As a person who works in child care, it is essential to note that children are most affected in this situation. Lack of food to eat, clothes to wear, school to go to, and no physical activities to engage in is as well as having a pandemic within a pandemic. It is vital to know that as a person working in childcare, strategies of giving aid to families to ensure their survival is laid on top. Just like the Australian Government ensured it was accountable for its citizens in their time of need, children and their less fortunate parents should be the topmost priority. Children are the future leaders. (Closing the Gap Information Repository-Productivity Commission, 2022). As such, they must be nurtured and prepared cognitively through undergoing training. If this fails to happen, then there is no guaranteed positive future.

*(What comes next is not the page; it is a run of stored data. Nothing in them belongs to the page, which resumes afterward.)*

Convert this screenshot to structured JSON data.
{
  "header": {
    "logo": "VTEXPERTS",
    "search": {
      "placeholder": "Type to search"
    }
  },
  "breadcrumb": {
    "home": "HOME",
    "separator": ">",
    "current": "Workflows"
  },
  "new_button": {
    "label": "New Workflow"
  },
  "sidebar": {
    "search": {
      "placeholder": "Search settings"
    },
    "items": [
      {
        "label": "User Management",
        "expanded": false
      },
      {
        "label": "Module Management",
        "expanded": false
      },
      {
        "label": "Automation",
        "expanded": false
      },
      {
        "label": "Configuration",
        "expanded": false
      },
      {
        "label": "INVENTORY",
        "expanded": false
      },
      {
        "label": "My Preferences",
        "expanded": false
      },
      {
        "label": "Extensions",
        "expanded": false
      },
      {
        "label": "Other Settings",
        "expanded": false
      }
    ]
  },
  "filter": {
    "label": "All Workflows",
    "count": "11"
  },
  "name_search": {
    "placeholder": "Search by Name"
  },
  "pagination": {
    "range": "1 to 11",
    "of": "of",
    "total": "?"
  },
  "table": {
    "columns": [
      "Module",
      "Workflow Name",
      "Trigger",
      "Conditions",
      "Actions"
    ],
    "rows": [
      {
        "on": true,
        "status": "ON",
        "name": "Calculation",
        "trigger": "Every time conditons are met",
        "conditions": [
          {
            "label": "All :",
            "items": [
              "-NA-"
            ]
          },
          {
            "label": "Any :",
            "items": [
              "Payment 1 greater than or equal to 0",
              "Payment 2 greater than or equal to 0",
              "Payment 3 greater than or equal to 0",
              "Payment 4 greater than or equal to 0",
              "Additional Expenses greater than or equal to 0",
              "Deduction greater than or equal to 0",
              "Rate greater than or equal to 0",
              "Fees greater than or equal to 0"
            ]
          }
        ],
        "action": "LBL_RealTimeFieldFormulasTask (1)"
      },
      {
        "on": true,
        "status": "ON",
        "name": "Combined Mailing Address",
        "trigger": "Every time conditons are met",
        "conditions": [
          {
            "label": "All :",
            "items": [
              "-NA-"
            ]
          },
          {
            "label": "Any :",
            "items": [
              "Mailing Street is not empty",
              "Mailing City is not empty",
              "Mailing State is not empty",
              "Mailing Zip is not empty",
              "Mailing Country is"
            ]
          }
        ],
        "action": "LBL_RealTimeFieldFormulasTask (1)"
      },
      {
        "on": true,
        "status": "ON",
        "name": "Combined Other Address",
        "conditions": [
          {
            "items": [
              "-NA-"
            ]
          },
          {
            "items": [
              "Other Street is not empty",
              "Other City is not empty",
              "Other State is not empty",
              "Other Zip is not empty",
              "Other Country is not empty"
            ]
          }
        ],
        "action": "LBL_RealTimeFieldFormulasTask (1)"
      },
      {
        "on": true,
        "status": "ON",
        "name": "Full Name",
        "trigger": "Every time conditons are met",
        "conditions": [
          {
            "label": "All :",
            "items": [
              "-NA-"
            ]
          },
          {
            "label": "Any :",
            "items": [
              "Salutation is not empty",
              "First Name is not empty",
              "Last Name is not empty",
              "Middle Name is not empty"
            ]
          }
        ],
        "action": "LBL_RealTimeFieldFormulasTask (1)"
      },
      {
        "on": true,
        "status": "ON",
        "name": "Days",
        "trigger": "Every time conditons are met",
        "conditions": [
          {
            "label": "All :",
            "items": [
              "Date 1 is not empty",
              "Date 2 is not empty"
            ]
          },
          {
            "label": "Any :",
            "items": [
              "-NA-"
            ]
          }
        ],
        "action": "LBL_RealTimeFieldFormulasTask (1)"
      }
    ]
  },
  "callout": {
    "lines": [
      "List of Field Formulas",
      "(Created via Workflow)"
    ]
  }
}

As an expert working with an organization responsible for children’s care, your role must be known and familiar to you. This is not an area where misappropriation of funds is needed. Misuse of funds in this sector can be highly catastrophic since families who need the money for survival will miss it; hence, one will have failed in their duty as an expert. More research should be carried out on the effects of pandemics such as the covid 19 pandemic, which affected the whole world. This way, we get to know the extent to which we can prepare for the worst rather than being caught unaware.
Conclusion
Covid 19pandemic affected every country around the world. It was not based on specific countries only. The rich and third-world countries were all affected by the pandemic. For this reason, governments from different countries had to impose measures that would ensure the safety of citizens. To do this, country borders were closed and travel banned. Complete lockdowns were also impounded within countries, and measures such as social distancing were introduced. Wearing of masks and hand sanitization was also introduced. However, the measure that was laid forth did not leave things unchanged. Living styles all over the world changed. Many people slotted their jobs and ventured into different activities to survive. Children were forced to stop schooling and stay indoors since the education calendar was ruined entirely. Many people worldwide tried adjusting economically, but a more significant percentage of people could not manage. Struggles became the new norm. It forced the governments to venture in and help the extremely needy individuals and prevent them from starving to death. This exercise did not take place in all countries, though.